Varón de 62 años de edad que acude por disminución de la agudeza visual (AV) indolora en el ojo izquierdo (OI) de 2 días de evolución. Había acudido 2 meses antes por ojo rojo, diagnosticado de conjuntivitis, y tratado con una combinación fija de dexametasona y tobramicina. Entonces la AV era 1 y la PIO 14mmHg en ambos ojos. Los antecedentes personales eran diabetes mellitus, hipertensión arterial, obesidad, esteatosis hepática, hipertiroidismo, cardiopatía isquémica y trasplante renal por insuficiencia renal crónica secundaria a pielonefritis crónica. Dentro de su tratamiento médico sistémico destacamos: prednisona 5mg/24h, (Prednisona Alonga®, Sanofi Aventis), tacrolimus (Prograf®, MSD) y micofenolato mofetilo (Cellcept®, Roche).
La exploración inicial era AV de 1 en ojo derecho (OD) y 0,1 en OI, biomicroscopia normal en OD, en OI existía inyección conjuntival intensa y córnea deslustrada de predominio central con leve edema y tinción negativa con fluoresceína, sin Tyndall, sinequias, precipitados queráticos ni secreción. La PIO era 18mmHg en OD y 46mmHg en OI. El fondo de ojo se visualizaba con dificultad por el edema corneal, pero la papila y la mácula eran normales, con retina aplicada sin lesiones periféricas. En la gonioscopia el ángulo era abierto, sin sinequias ni neovasos. Durante la exploración llamó la atención la somnolencia del paciente y cierta dificultad respiratoria. Presentaba además baja estatura, obesidad moderada y cuello corto.

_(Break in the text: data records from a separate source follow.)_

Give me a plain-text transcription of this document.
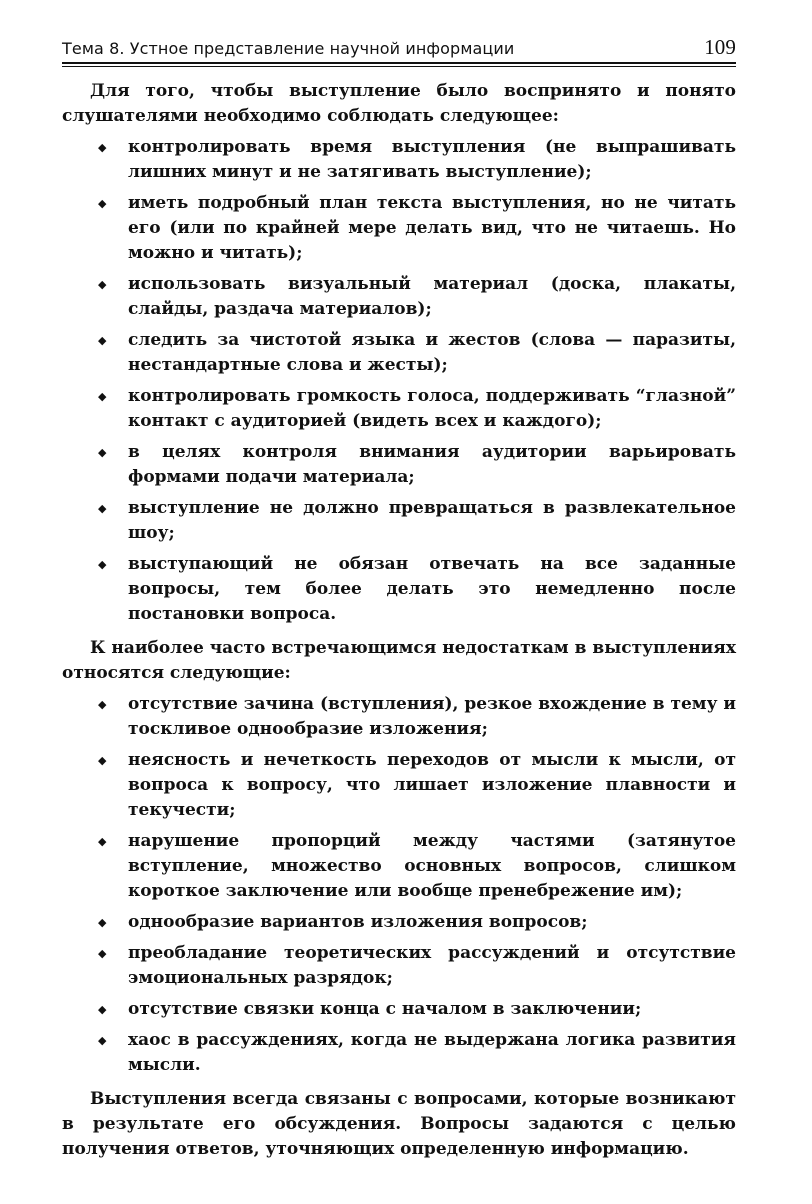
Тема 8. Устное представление научной информации	109

Для того, чтобы выступление было воспринято и понято слушателями необходимо соблюдать следующее:

◆ контролировать время выступления (не выпрашивать лишних минут и не затягивать выступление);
◆ иметь подробный план текста выступления, но не читать его (или по крайней мере делать вид, что не читаешь. Но можно и читать);
◆ использовать визуальный материал (доска, плакаты, слайды, раздача материалов);
◆ следить за чистотой языка и жестов (слова — паразиты, нестандартные слова и жесты);
◆ контролировать громкость голоса, поддерживать “глазной” контакт с аудиторией (видеть всех и каждого);
◆ в целях контроля внимания аудитории варьировать формами подачи материала;
◆ выступление не должно превращаться в развлекательное шоу;
◆ выступающий не обязан отвечать на все заданные вопросы, тем более делать это немедленно после постановки вопроса.

К наиболее часто встречающимся недостаткам в выступлениях относятся следующие:

◆ отсутствие зачина (вступления), резкое вхождение в тему и тоскливое однообразие изложения;
◆ неясность и нечеткость переходов от мысли к мысли, от вопроса к вопросу, что лишает изложение плавности и текучести;
◆ нарушение пропорций между частями (затянутое вступление, множество основных вопросов, слишком короткое заключение или вообще пренебрежение им);
◆ однообразие вариантов изложения вопросов;
◆ преобладание теоретических рассуждений и отсутствие эмоциональных разрядок;
◆ отсутствие связки конца с началом в заключении;
◆ хаос в рассуждениях, когда не выдержана логика развития мысли.

Выступления всегда связаны с вопросами, которые возникают в результате его обсуждения. Вопросы задаются с целью получения ответов, уточняющих определенную информацию.
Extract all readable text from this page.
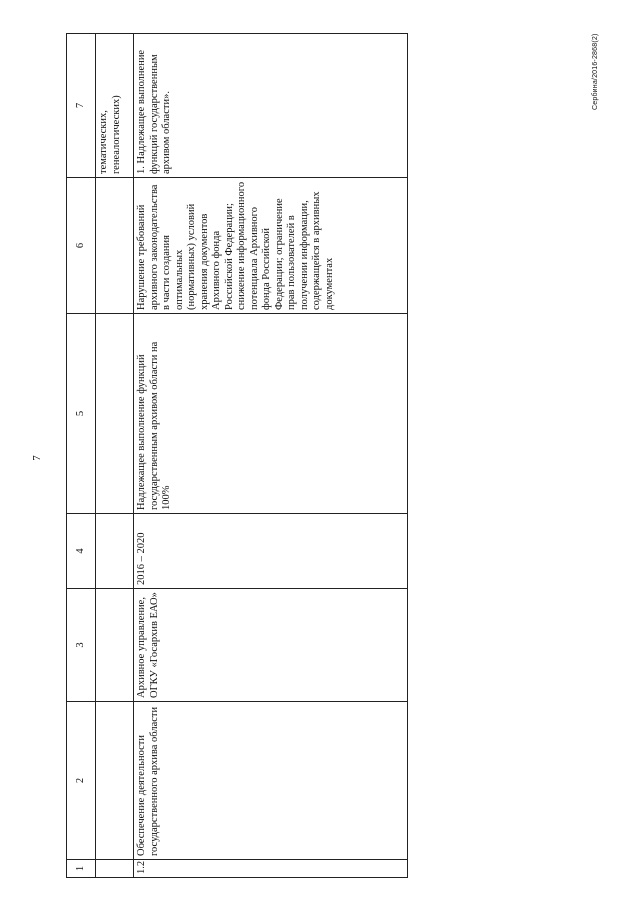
7
Сербина/2016-2868(2)
1	2	3	4	5	6	7
						тематических, генеалогических)
1.2	Обеспечение деятельности государственного архива области	Архивное управление, ОГКУ «Госархив ЕАО»	2016 – 2020	Надлежащее выполнение функций государственным архивом области на 100%	Нарушение требований архивного законодательства в части создания оптимальных (нормативных) условий хранения документов Архивного фонда Российской Федерации; снижение информационного потенциала Архивного фонда Российской Федерации; ограничение прав пользователей в получении информации, содержащейся в архивных документах	1. Надлежащее выполнение функций государственным архивом области».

El diagnóstico inicial fue hipertensión ocular en OI, y se instauró tratamiento con la combinación fija de brimonidina al 0,2% y maleato de timolol al 0,5% (Combigan®, Allergan). Se derivó a la consulta de glaucoma, y al servicio de neumología, que posteriormente diagnosticó síndrome de apnea-hipopnea grave.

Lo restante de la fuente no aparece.